Dick Sheppard’s Shop – Birmingham Road

Charles Richard Sheppard was born in Hagley 1881; his parents were Thomas, a labourer, and Susan Sheppard. “Dick” Sheppard married Mary Jane Smith in 1903, and they had sons Charles William Sheppard in 1904 and Walter Henry Sheppard in 1909.

Dick, aged 30 in the 1911 census, was a cowman, working for Viscount Cobham and living in Hall Lane. His residence and job were the same in the 1921 census.

He had moved to Stourbridge Road between 1926 and 1930 and become a shopkeeper; the 1932 and 1940 Kelly’s Directories list him as Sheppard, Chas., shopkeeper. His shop is next to the telephone pole in the photograph below. The Spencer’s Arms public house is the second building to the right of the shop in this view.

 

In 1939 he was still a shopkeeper and living at 67 Stourbridge Road, next to the Prince of Wales public house, but his shop was always next but one to the Spencer’s Arms Inn on Birmingham Road. This location was next to the cattle market which was good for the trade in his shop.
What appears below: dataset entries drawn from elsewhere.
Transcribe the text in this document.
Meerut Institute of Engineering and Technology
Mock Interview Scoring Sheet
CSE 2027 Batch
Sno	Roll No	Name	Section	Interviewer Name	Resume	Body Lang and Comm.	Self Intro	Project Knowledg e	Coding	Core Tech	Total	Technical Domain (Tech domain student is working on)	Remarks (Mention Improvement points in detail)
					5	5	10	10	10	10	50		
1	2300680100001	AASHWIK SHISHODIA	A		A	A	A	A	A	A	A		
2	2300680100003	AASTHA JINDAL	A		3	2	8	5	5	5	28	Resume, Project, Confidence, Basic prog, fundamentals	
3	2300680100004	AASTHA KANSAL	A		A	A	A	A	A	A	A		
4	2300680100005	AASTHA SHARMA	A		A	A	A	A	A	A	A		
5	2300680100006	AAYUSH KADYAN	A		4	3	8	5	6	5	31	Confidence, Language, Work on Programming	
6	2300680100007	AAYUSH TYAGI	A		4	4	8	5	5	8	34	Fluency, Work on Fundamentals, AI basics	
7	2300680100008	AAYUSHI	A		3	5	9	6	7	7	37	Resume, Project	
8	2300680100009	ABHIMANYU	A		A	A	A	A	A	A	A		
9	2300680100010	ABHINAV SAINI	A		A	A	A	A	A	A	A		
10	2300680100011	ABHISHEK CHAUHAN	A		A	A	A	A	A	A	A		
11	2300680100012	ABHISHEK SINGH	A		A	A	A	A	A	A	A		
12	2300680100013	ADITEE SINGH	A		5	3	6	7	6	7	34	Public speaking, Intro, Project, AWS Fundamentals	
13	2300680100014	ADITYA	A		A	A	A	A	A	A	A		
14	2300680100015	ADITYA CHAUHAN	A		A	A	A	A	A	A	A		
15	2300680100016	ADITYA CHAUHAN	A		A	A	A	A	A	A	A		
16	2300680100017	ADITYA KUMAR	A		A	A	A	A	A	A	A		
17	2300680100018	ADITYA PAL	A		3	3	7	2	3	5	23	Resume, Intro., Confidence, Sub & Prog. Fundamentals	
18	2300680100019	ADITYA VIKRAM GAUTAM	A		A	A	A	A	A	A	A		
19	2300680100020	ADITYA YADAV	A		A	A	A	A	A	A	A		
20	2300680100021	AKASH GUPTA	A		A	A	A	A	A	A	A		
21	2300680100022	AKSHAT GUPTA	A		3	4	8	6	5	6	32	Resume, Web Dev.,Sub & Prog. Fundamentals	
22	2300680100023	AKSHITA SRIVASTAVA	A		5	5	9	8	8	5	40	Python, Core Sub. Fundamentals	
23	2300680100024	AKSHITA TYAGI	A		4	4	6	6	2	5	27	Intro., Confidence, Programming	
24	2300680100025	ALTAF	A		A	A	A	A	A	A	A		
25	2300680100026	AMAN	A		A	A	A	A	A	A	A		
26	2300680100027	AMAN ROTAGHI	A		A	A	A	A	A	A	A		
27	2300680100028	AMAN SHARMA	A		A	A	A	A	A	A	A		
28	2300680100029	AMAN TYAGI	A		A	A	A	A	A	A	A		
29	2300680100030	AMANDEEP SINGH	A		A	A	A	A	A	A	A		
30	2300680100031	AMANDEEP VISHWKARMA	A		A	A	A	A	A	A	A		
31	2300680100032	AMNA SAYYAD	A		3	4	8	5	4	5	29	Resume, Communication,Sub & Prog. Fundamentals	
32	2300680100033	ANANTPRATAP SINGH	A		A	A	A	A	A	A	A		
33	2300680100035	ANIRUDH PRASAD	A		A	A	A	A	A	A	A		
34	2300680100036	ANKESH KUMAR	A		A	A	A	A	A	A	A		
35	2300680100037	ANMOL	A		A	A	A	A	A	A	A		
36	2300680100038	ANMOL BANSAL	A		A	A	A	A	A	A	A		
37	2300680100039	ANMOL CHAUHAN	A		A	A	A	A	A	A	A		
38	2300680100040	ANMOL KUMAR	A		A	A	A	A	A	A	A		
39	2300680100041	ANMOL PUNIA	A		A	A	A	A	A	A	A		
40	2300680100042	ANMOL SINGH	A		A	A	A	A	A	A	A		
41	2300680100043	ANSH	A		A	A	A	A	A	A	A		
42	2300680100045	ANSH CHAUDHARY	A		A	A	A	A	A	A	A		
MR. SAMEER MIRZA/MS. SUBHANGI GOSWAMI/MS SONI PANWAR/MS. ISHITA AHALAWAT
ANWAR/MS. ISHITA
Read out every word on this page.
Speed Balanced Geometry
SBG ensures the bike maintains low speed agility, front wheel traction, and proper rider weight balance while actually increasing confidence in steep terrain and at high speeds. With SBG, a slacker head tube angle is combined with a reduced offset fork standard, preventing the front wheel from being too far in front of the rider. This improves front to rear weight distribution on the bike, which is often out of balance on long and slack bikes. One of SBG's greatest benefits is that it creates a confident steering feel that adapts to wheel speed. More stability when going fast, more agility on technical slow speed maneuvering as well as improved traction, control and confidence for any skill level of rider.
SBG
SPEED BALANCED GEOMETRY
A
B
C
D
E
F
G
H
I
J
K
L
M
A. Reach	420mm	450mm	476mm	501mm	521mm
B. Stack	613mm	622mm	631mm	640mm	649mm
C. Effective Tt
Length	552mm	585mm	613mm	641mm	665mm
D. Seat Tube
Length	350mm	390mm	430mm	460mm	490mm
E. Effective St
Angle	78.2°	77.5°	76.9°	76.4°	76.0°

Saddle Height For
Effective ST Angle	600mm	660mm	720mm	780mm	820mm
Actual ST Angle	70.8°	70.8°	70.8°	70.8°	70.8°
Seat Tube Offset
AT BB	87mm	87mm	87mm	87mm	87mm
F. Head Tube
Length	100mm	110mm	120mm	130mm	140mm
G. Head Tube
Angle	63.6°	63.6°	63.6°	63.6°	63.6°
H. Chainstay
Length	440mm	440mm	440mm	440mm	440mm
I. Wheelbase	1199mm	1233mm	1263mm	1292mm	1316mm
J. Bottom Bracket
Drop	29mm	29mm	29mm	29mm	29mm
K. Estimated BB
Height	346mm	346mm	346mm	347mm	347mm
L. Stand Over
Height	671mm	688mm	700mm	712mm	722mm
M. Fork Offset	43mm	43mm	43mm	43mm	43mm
It has been said that, along with other goods e.g. cheese and potatoes, he sold fresh rabbits which he had caught.
Rosemary Miller, in 1999, described her memory of Dick’s shop as follows:
“All the old farmers would go here to smoke their pipes. He was stone deaf. Used to sell lamp oil and sweets. I was supposed to always buy wrapped sweets because his hands were so dirty. He was there when a lorry lost control going down Birmingham Road and demolished the shop.”

 

The shop was demolished in 1946 by a lorry that had brake failure when descending Hagley Hill. The cab of the lorry went right into the shop; its flatbed platform and rear wheels can be seen under the tarpaulin. Two vehicles parked outside the shop were also extensively damaged. Dick was 65 at this time and the shop was never rebuilt; thus, his shopkeeping days had finished. He died in 1957, aged 76.